Em julho, em meio às articulações políticas contrárias à aprovação da proposta de emenda constitucional do fundo, o governo tentou incluir essa medida no texto, mas foi vencido pela maioria. Vieira destacou que o Legislativo “fez isso praticamente por unanimidade”.
Outros parlamentares também reagiram. “Por que o governo não vai atrás de grandes devedores e sonegadores de impostos deste país? Também é possível rever algumas renúncias fiscais. O governo deixou de arrecadar, só em 2019, R$ 14,2 bilhões porque isenta importação de agrotóxicos. Por que não taxa lucros e dividendos, como ocorre no mundo todo, ou grandes fortunas?", questiona a senadora Zenaide Maia (Pros-RN).
A parlamentar defende que, além de lançar mão de outras opções de financiamento, o governo pode tentar renegociar a dívida pública.
"É melhor que tirar dinheiro da educação, porque mais de 50% dos impostos pagos pelo povo vão para os bancos, para pagar juros e serviços de uma dívida nunca auditada”, criticou, ao lembrar a demanda pela investigação detalhada do montante da dívida.
Teto dos Gastos
O debate que se acirrou na segunda (28) por conta do projeto inicial do governo para o Renda Cidadã também tocou, mais uma vez, a questão do ajuste fiscal, ponto mais rígido da agenda conduzida pelo ministro da Economia, Paulo Guedes.

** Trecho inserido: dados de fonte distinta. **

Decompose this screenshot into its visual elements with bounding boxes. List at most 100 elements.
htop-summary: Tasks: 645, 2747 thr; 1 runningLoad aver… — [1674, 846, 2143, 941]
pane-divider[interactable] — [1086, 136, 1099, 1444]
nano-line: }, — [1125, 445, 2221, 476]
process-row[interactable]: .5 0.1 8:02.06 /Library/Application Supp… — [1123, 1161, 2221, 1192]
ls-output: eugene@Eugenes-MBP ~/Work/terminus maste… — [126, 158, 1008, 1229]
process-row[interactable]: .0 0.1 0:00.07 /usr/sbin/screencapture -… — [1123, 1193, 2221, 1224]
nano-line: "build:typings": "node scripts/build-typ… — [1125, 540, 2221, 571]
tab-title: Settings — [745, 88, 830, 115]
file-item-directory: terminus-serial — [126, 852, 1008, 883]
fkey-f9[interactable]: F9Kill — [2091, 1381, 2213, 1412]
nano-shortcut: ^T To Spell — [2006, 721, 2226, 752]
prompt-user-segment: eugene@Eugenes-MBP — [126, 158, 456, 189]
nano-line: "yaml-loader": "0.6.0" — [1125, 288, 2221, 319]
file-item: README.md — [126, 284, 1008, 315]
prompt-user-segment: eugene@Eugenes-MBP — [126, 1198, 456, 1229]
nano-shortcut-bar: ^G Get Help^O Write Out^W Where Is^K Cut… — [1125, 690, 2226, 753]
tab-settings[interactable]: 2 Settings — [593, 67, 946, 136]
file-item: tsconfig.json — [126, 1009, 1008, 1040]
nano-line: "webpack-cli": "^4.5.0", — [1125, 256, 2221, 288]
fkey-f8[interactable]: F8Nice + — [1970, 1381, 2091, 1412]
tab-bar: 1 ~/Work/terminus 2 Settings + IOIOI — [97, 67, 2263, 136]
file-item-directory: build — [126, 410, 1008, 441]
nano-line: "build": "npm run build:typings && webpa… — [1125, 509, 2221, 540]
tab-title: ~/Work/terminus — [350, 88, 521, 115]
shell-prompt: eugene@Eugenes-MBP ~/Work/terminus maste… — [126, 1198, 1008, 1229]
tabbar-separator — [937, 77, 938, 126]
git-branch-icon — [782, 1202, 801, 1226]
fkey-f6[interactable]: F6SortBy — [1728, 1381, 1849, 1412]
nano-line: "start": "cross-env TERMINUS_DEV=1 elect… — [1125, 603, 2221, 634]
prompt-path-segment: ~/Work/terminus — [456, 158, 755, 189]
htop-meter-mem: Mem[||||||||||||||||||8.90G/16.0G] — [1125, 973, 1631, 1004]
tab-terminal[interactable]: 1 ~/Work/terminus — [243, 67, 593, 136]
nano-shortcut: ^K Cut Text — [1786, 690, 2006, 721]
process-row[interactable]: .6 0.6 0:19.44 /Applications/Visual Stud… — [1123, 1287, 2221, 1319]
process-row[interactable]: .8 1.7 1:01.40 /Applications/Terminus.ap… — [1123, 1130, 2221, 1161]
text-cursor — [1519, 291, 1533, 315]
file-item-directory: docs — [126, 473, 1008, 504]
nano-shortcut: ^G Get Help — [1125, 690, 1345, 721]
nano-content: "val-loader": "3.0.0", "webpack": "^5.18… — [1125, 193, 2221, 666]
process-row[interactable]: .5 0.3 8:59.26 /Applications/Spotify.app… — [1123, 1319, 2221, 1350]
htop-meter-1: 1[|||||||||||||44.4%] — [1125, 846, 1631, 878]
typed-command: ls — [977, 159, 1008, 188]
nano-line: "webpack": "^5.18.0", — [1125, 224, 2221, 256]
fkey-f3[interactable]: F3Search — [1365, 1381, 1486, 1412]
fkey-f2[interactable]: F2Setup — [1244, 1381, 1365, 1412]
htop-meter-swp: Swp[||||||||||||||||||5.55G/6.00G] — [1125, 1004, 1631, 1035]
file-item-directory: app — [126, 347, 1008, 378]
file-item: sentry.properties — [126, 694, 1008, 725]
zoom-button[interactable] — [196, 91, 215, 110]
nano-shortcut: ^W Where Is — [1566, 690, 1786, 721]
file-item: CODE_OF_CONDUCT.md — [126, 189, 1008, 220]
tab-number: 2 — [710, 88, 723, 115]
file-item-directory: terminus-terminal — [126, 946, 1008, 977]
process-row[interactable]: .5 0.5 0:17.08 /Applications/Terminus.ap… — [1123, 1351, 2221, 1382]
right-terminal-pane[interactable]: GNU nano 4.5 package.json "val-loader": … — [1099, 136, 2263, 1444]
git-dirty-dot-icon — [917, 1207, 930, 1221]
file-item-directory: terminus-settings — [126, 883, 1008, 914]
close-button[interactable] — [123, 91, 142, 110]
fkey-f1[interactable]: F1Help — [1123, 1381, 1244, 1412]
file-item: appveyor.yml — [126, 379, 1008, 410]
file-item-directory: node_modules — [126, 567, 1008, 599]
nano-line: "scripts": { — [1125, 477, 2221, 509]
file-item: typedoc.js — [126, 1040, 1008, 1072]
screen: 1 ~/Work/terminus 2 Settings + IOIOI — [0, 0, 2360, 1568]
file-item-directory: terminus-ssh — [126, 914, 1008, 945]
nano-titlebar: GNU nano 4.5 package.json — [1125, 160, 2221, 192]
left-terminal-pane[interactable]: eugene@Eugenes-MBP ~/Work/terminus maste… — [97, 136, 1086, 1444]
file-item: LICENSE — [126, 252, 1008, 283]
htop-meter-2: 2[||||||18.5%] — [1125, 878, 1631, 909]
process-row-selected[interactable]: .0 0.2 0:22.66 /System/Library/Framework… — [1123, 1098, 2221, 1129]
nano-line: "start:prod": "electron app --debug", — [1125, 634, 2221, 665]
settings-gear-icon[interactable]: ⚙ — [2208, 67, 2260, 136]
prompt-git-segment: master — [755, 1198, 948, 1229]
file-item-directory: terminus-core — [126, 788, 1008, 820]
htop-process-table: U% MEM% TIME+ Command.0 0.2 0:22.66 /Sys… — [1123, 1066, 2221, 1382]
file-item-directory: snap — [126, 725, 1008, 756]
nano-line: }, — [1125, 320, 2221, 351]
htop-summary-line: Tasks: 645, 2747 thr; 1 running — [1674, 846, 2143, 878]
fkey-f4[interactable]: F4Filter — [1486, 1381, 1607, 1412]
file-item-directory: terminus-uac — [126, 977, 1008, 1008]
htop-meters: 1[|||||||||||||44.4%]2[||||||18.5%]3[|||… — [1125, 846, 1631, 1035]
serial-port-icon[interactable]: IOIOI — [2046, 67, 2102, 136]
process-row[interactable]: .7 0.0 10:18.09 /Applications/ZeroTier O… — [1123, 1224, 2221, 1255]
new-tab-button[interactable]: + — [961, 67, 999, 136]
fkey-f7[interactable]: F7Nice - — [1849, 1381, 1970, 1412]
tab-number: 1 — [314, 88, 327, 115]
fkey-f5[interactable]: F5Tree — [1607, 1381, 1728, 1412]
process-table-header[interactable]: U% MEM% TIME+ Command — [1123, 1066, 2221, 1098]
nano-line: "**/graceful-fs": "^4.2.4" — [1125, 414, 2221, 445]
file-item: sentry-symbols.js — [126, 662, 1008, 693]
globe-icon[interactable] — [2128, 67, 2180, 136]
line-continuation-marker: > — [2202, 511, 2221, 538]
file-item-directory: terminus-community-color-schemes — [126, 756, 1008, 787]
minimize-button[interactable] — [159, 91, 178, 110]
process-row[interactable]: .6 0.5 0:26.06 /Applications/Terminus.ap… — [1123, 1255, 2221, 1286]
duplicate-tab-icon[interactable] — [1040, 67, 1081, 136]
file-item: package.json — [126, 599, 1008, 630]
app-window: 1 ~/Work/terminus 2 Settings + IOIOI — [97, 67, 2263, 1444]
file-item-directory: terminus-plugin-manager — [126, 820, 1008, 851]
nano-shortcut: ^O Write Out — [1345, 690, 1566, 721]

No mesmo dia do anúncio sobre a pretensão de financiamento do Renda Cidadã com dinheiro do Fundeb e de precatórios, o presidente da Câmara, Rodrigo Maia (DEM-RJ), voltou a fazer um apelo para que um eventual novo programa social não deixe de observar os limites do ajuste, que foi aprovado durante o governo Temer e congelou os gastos sociais durante vinte anos no país.
A defesa contrasta com o coro que vem sendo entoado por especialistas e atores sociais do campo progressista, que pedem o fim do arrocho para garantir os investimentos sociais, especialmente diante dos impactos da pandemia, que agravou a crise.
Para Livi Gerbase, do Instituto de Estudos Socioeconômicos, não é possível criar uma nova política sob as condições das regras do ajuste.
“Esse tipo de programa requer muitos recursos, e hoje a gente já tem uma disputa por recursos devido ao Teto dos Gastos, que reúne tanto despesas obrigatórias quanto as discricionárias”, argumenta a assessora política do Inesc.
O Inesc é uma das mais de 200 entidades da Coalizão Direitos Valem Mais que foram ao Supremo Tribunal Federal (STF) em março deste ano para ajuizar um pedido de suspensão temporária do Teto dos Gastos.
“Se a gente adicionar dentro desse teto um programa de renda mínima, que seria uma política mais cara, com certeza essa disputa por verbas iria se acirrar ainda mais e áreas que já estão com sérios problemas de financiamento iriam acabar agravando esse problema”, conclui Gerbase, reforçando a defesa por recursos que vão além do ajuste fiscal.